Ainsi en est-il de la politique, devenue situative, qui « n’agit plus mais doit se contenter de réagir aux exigences de la situation » : elle n’est plus à même d’organiser la vie sociale, mais doit au contraire s’y adapter, avec de plus en plus de difficultés, du fait d’une désynchronisation croissante d’avec les autres sphères sociales.

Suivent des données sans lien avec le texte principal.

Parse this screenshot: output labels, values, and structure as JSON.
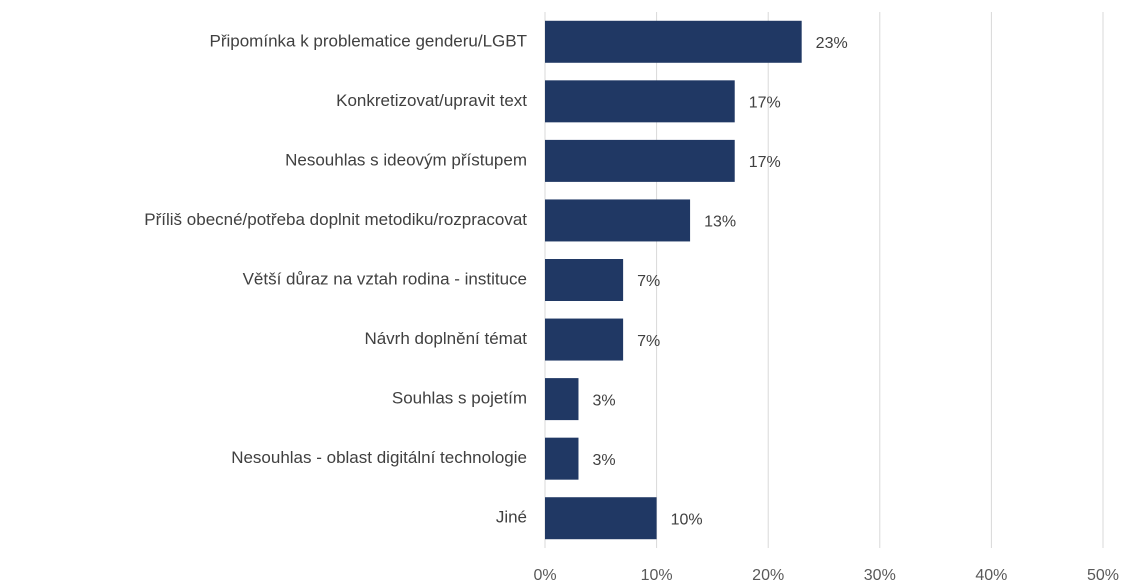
{
  "chart_data": {
    "type": "barh",
    "categories": [
      "Připomínka k problematice genderu/LGBT",
      "Konkretizovat/upravit text",
      "Nesouhlas s ideovým přístupem",
      "Příliš obecné/potřeba doplnit metodiku/rozpracovat",
      "Větší důraz na vztah rodina - instituce",
      "Návrh doplnění témat",
      "Souhlas s pojetím",
      "Nesouhlas - oblast digitální technologie",
      "Jiné"
    ],
    "values": [
      23,
      17,
      17,
      13,
      7,
      7,
      3,
      3,
      10
    ],
    "value_labels": [
      "23%",
      "17%",
      "17%",
      "13%",
      "7%",
      "7%",
      "3%",
      "3%",
      "10%"
    ],
    "color": "#203864",
    "xlim": [
      0,
      50
    ],
    "xticks": [
      {
        "value": 0,
        "label": "0%"
      },
      {
        "value": 10,
        "label": "10%"
      },
      {
        "value": 20,
        "label": "20%"
      },
      {
        "value": 30,
        "label": "30%"
      },
      {
        "value": 40,
        "label": "40%"
      },
      {
        "value": 50,
        "label": "50%"
      }
    ],
    "grid": true
  }
}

Ceci a pour conséquences un « déplacement du processus décisionnel hors du domaine politique » (juridiciarisation, dérégulation économique etc.) et l’abandon de l’idée de progrès pour celle de contrainte objective.

De même pour les individus qui passent d’une identité stable dont ils maîtrisent les tenants et les aboutissants à une identité situative, fruit d’un rythme de changement social toujours plus marqué : « La caractérisation et l’évaluation des paramètres de l’identité changent de situation en situation […]. Ce qui est abandonné, […] c’est l’idée d’un projet identitaire visant la durée ou le long terme, et donc la représentation d’une autonomie permettant au sujet […] de poursuivre des valeurs et des buts qu’il a lui-même définis. ».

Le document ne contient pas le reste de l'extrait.